Russia Allegedly Pushing for Closer Ties with North Korea as Chinese Increase Pressure on Kim Regime

It looks like the Kim regime is once again playing the Russians against the Chinese like they did during the Cold War:

Moscow may be looking to take advantage of the nuclear standoff between Pyongyang and the international community . As cracks deepen in the decades-old friendship between China and North Korea amid increasing U.S. pressure, Russian President Vladimir Putin stands ready to fill Beijing’s shoes.

Russia (has) begun quietly laying the groundwork that would strengthen its ties to North Korea, thus increasing its global political leverage should it need it,” analysts at political intelligence firm Stratfor explained in a May 5 report, referring to Putin’s strained ties with the West.

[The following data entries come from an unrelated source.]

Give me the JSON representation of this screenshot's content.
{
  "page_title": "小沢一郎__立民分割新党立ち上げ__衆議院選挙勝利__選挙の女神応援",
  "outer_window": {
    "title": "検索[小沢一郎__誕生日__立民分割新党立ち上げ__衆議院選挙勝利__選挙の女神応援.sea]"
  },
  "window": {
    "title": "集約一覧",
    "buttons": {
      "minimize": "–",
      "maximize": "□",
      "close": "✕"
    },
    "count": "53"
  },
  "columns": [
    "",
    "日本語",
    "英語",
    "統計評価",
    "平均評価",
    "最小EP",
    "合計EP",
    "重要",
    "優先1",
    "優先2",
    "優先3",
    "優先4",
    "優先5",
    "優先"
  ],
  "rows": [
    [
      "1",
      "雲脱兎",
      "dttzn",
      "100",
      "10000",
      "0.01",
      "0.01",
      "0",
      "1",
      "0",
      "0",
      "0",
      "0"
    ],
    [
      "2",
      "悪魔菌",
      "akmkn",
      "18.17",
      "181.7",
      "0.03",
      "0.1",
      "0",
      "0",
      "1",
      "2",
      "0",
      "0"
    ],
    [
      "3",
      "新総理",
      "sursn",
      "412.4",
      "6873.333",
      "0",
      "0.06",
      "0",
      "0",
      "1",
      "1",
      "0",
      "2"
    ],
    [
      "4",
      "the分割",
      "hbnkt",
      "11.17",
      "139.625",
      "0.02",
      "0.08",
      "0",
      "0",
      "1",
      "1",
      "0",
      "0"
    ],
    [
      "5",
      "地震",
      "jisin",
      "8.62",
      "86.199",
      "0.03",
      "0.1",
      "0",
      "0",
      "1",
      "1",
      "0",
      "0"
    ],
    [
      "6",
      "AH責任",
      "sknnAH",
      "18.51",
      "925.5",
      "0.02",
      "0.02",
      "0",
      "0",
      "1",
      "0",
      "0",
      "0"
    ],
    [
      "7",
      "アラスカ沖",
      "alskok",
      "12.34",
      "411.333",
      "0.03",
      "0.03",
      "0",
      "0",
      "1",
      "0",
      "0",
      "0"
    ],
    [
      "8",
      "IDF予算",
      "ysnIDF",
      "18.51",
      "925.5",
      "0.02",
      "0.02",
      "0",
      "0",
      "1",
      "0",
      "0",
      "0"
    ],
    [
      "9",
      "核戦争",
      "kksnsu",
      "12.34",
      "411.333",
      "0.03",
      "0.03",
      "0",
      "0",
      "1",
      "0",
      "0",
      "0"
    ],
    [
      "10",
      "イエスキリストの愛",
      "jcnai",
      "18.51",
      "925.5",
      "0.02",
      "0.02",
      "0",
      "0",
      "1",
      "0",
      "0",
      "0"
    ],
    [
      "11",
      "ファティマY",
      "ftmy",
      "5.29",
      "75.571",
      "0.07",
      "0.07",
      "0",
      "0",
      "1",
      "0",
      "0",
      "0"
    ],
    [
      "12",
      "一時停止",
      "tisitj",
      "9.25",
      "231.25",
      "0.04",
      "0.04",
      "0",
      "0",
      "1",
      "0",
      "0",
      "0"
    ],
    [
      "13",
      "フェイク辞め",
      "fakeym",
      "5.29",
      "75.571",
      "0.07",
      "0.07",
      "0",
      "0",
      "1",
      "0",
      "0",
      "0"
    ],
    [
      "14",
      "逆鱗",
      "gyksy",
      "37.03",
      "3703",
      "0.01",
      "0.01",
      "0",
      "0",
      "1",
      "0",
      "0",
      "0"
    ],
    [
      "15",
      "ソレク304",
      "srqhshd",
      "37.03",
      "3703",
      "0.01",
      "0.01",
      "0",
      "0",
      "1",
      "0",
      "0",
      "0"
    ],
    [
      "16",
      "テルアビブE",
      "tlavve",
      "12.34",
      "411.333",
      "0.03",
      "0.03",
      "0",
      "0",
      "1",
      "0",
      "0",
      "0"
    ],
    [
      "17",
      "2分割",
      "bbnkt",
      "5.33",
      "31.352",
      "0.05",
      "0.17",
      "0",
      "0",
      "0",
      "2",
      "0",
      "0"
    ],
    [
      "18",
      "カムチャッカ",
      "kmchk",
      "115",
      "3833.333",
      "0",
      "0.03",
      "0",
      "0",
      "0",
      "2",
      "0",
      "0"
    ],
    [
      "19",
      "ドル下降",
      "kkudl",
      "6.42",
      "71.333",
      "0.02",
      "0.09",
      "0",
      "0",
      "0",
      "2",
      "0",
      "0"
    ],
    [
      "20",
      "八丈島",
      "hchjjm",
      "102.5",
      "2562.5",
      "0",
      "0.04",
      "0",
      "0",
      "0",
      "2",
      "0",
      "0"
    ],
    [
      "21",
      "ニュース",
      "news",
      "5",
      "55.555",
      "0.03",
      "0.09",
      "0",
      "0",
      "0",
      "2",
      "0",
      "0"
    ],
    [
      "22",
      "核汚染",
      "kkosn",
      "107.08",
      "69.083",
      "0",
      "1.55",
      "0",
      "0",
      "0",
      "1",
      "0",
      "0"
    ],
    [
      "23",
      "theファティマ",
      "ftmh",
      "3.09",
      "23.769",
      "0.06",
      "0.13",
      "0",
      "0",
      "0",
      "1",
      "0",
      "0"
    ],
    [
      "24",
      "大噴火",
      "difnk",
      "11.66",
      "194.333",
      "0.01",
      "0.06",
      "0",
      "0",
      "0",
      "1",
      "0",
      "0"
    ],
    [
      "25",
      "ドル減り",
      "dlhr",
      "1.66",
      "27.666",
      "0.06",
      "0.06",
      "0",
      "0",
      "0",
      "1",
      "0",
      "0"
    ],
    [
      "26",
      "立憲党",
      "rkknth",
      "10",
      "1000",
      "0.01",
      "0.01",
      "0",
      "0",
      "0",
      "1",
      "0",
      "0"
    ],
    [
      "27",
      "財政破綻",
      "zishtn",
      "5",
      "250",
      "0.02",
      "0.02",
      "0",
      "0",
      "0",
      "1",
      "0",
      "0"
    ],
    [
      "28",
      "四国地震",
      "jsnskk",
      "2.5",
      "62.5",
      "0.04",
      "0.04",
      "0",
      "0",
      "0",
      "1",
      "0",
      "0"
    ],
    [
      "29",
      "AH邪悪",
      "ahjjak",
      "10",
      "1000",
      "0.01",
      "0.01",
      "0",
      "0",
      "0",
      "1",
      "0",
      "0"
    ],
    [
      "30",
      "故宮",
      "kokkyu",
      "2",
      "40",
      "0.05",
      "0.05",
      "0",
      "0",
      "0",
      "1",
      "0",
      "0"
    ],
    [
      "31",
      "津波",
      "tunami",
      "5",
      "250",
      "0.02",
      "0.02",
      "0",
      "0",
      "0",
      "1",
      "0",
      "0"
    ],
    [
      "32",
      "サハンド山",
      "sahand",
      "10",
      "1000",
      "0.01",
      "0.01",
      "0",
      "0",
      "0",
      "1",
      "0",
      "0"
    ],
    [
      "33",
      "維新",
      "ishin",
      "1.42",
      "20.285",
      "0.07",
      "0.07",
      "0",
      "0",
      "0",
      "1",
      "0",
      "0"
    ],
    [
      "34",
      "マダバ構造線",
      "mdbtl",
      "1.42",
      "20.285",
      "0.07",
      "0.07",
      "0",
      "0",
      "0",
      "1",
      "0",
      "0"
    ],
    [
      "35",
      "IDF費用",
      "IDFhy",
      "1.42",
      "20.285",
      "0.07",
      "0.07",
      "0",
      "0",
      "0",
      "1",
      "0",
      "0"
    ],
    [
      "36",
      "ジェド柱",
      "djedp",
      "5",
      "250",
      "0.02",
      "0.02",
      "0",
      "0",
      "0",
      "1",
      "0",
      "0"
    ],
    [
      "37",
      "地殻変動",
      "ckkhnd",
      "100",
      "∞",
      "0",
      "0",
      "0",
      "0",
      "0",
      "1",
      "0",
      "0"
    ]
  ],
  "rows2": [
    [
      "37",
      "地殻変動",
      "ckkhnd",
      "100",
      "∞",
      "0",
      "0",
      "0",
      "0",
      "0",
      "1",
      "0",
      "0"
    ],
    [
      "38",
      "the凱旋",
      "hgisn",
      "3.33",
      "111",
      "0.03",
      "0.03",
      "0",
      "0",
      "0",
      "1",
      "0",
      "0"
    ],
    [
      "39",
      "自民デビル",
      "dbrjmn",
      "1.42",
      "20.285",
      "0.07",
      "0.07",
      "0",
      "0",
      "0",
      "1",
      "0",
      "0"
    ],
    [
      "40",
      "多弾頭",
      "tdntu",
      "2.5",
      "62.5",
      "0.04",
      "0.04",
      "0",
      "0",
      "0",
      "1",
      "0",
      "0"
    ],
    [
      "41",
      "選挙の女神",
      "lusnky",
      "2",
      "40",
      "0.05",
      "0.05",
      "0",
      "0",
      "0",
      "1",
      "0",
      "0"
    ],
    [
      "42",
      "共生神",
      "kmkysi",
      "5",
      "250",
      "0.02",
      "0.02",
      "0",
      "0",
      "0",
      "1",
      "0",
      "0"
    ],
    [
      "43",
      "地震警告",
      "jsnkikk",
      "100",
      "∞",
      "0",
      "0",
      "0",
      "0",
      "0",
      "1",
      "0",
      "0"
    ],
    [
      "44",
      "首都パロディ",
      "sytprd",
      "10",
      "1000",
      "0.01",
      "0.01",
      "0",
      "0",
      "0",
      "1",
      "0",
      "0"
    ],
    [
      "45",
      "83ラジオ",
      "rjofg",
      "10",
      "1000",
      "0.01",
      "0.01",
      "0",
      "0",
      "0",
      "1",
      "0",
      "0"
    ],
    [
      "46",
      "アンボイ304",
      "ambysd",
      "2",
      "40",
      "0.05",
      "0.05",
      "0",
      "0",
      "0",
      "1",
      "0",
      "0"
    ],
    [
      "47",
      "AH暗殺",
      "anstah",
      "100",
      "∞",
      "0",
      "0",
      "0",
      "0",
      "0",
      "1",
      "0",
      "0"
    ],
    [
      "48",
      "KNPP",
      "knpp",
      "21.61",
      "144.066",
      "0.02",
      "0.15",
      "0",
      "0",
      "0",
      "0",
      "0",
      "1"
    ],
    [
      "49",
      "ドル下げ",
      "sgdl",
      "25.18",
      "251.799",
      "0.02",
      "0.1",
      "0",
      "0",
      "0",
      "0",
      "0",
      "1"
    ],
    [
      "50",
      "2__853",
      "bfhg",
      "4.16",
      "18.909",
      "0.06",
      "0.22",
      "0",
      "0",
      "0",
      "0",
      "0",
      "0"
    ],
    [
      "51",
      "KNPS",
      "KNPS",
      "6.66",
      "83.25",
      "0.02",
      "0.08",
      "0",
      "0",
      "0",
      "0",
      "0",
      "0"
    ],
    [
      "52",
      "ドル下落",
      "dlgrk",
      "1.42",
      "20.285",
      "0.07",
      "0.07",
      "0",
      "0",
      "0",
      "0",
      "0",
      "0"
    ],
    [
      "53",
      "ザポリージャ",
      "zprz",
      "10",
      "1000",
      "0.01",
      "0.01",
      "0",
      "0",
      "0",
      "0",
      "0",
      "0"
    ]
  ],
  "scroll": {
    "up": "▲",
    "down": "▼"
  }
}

Both countries share a long history of ideological and economic relations — in 2014, Moscow wrote off 90 percent of Pyongyang’s $11 billion debt from the Soviet-era — but recent projects indicate an even cozier relationship.

A new ferry service between Rajin and Vladivostok is due to begin on May 8 that’s expected to carry up to 200 passengers and 1,000 ton of cargo six times a month. Meanwhile in April, Russian military hardware was seen transported to the country’s border with North Korea but the Kremlin claimed the action was part of pre-planned military exercises, Reuters reported.  [CNBC]

You can read the rest at the link, but expect the North Koreans to also play the new ROK government against the United States as well in order to secure aid and political support while they continue their nuclear weapons development just like during the Sunshine Policy years.